Gauging by the speed at which we were privatising our medical and health services, it is no surprise that we are producing not only sub-standard doctors and nurses but also providing sub-optimal medical services to our patients in both government and private hospitals. The privatisation has produced a lucrative medical industry for the advantage of business entrepreneurs.
We have many modern teaching hospitals with the latest state-of-the-art equipment but the skills of our doctors and medical staff have been rapidly diminishing over the years.
We have many institutions of higher learning and medical schools but insufficient quality teachers of our own. We desperately depend on low-calibre foreign expertise to train our potential doctors. We are just interested in quantity to fulfill the lecturer-student ratio without caring much about the quality.
All we need is a handful of quality public medical schools staffed with our own experts who are fully committed and dedicated to the training of our medical students. Our premier medical schools were doing just that until this privatisation policy was introduced.
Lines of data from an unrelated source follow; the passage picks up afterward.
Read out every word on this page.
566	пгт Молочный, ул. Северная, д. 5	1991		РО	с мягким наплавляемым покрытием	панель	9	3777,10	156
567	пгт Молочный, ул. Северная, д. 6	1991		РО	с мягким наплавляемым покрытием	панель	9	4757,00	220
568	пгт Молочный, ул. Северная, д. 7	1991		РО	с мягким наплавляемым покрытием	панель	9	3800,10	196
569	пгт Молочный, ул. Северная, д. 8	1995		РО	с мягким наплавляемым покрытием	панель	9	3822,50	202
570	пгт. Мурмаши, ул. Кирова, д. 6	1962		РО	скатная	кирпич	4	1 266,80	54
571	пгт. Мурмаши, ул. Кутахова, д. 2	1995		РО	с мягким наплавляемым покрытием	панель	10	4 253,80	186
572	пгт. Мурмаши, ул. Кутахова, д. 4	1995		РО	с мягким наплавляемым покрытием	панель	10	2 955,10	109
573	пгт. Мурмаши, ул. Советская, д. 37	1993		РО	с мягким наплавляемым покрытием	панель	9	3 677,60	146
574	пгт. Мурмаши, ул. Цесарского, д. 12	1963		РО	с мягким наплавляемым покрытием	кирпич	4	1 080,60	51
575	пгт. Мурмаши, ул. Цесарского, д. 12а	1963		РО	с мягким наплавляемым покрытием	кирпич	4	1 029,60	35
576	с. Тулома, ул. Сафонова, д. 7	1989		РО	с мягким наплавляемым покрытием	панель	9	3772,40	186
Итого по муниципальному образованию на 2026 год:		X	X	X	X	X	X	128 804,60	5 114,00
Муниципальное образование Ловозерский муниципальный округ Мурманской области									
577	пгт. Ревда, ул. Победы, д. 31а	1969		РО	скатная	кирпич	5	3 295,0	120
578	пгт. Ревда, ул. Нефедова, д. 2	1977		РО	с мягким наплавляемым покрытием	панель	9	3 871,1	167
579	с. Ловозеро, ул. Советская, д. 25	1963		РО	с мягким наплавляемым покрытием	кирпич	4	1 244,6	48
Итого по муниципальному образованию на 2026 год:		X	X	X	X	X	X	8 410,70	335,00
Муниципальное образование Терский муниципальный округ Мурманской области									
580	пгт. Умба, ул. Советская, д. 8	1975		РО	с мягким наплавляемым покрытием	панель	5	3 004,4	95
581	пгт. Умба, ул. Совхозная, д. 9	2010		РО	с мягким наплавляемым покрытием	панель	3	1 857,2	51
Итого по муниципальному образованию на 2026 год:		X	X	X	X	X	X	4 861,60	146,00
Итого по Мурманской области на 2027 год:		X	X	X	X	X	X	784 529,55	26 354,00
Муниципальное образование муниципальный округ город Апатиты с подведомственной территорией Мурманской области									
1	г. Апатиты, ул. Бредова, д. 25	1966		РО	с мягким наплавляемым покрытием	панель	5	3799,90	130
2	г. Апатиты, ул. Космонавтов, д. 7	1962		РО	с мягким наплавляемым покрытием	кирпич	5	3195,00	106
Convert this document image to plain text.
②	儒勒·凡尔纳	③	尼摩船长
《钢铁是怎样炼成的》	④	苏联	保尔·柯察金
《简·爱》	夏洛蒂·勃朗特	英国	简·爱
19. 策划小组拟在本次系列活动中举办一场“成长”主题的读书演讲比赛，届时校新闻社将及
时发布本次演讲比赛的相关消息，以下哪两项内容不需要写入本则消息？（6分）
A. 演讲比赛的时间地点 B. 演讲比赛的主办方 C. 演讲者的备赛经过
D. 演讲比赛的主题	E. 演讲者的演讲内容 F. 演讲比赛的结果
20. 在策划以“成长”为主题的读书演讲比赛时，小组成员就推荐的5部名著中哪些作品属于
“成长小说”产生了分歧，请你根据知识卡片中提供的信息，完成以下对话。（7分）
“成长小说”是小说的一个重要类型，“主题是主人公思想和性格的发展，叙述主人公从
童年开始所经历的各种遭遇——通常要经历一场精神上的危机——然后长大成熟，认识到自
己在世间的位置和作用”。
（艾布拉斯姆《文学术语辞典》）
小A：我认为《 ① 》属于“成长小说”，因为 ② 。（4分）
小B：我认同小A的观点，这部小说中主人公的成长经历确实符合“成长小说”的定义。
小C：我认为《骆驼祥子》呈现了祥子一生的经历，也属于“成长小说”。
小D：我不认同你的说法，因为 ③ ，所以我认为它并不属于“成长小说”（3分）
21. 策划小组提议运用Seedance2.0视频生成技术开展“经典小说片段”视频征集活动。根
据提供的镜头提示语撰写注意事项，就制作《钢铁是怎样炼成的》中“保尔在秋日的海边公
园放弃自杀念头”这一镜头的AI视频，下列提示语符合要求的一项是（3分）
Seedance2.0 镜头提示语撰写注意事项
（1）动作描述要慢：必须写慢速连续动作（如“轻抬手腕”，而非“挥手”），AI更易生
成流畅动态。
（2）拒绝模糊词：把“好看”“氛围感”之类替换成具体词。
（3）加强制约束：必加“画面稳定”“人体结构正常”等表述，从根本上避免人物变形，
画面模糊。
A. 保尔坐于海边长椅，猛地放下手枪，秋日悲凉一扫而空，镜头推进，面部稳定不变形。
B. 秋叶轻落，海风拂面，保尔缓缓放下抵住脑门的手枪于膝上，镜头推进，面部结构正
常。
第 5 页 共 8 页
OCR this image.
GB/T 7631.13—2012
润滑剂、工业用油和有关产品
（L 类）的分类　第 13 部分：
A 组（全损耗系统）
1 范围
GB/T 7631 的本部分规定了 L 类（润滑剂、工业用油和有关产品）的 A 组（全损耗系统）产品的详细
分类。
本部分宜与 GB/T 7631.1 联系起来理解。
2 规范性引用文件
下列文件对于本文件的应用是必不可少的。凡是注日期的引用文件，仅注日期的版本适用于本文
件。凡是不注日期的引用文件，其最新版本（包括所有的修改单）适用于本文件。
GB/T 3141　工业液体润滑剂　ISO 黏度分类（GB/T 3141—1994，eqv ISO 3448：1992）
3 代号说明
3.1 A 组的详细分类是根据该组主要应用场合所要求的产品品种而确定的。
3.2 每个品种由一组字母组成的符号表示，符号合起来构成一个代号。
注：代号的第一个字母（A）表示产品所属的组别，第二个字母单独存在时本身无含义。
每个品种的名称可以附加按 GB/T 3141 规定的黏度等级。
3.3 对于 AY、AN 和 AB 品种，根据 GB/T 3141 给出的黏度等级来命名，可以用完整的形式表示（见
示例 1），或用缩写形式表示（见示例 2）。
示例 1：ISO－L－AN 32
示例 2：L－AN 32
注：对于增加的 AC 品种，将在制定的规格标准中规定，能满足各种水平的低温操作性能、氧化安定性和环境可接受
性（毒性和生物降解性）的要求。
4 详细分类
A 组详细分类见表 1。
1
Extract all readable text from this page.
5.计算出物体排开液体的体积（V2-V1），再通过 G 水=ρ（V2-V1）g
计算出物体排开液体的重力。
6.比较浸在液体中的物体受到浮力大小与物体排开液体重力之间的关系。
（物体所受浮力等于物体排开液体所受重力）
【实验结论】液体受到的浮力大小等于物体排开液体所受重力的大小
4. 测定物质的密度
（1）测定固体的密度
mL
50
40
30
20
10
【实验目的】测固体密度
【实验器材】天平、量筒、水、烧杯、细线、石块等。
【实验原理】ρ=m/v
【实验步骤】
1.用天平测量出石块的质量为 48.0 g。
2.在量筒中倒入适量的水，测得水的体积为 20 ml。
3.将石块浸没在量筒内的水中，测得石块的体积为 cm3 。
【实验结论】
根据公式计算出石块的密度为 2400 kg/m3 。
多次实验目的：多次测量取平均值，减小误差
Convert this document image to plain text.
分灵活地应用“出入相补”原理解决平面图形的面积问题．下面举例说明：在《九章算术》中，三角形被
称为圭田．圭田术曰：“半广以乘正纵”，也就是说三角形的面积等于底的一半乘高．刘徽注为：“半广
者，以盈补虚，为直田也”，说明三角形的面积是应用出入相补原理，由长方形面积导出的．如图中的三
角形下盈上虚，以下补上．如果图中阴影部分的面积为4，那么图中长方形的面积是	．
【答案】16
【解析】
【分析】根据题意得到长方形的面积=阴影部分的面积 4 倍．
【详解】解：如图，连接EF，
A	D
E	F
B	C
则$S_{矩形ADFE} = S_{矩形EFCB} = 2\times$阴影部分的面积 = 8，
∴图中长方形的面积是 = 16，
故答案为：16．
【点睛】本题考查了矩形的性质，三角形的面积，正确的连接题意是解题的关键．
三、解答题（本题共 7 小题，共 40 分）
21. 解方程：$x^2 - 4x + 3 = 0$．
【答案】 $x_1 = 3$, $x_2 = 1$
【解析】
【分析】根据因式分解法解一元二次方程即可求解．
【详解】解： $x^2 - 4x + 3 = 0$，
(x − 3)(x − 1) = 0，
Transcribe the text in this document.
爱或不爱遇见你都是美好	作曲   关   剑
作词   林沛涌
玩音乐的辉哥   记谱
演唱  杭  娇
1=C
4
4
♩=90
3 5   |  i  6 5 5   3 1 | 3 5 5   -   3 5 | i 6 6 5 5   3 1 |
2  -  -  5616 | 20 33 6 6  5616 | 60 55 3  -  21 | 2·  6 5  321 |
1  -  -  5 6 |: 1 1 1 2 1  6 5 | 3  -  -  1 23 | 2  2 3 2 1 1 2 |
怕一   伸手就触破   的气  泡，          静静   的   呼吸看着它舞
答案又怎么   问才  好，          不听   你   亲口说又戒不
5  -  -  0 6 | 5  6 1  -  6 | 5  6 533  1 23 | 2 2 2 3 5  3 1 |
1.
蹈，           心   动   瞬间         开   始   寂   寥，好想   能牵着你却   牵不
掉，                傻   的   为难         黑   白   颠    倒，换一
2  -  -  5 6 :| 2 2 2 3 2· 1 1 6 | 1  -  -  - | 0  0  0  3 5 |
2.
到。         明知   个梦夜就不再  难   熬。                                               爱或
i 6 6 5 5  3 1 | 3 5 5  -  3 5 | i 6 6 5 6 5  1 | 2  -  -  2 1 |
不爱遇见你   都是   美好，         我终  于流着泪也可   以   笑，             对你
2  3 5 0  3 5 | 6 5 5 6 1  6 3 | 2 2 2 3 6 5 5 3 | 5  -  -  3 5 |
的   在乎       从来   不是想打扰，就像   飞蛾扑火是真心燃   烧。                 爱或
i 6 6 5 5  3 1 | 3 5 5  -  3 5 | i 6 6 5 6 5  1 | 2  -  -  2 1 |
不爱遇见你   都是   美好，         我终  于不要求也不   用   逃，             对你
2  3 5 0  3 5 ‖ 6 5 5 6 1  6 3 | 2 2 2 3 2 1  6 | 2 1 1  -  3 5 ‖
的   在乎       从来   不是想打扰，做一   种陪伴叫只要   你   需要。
Dedicated and quality doctors and specialists were shown the exit to "greener pastures", many among them, dedicated doctors and teachers, leaving rather reluctantly.
In the private sector, they were reduced to mere businessmen doctors, slowly but surely losing the hard acquired clinical skills and experience. These doctors if retained in government service would be a great asset to the nation.
Meanwhile, numerous private medical schools with hardly any resources have sprung up all over the country to take advantage of the increased in demand for medical studies.
Quick profits were reaped from parents, some of whom spend all their life savings with the hope that their children will become doctors.
The medical profession, once renowned for its nobility, is being mutilated by big businesses to reap huge profits from medical education and the provision of medical care to patients, which ideally should be provided affordably by any caring government.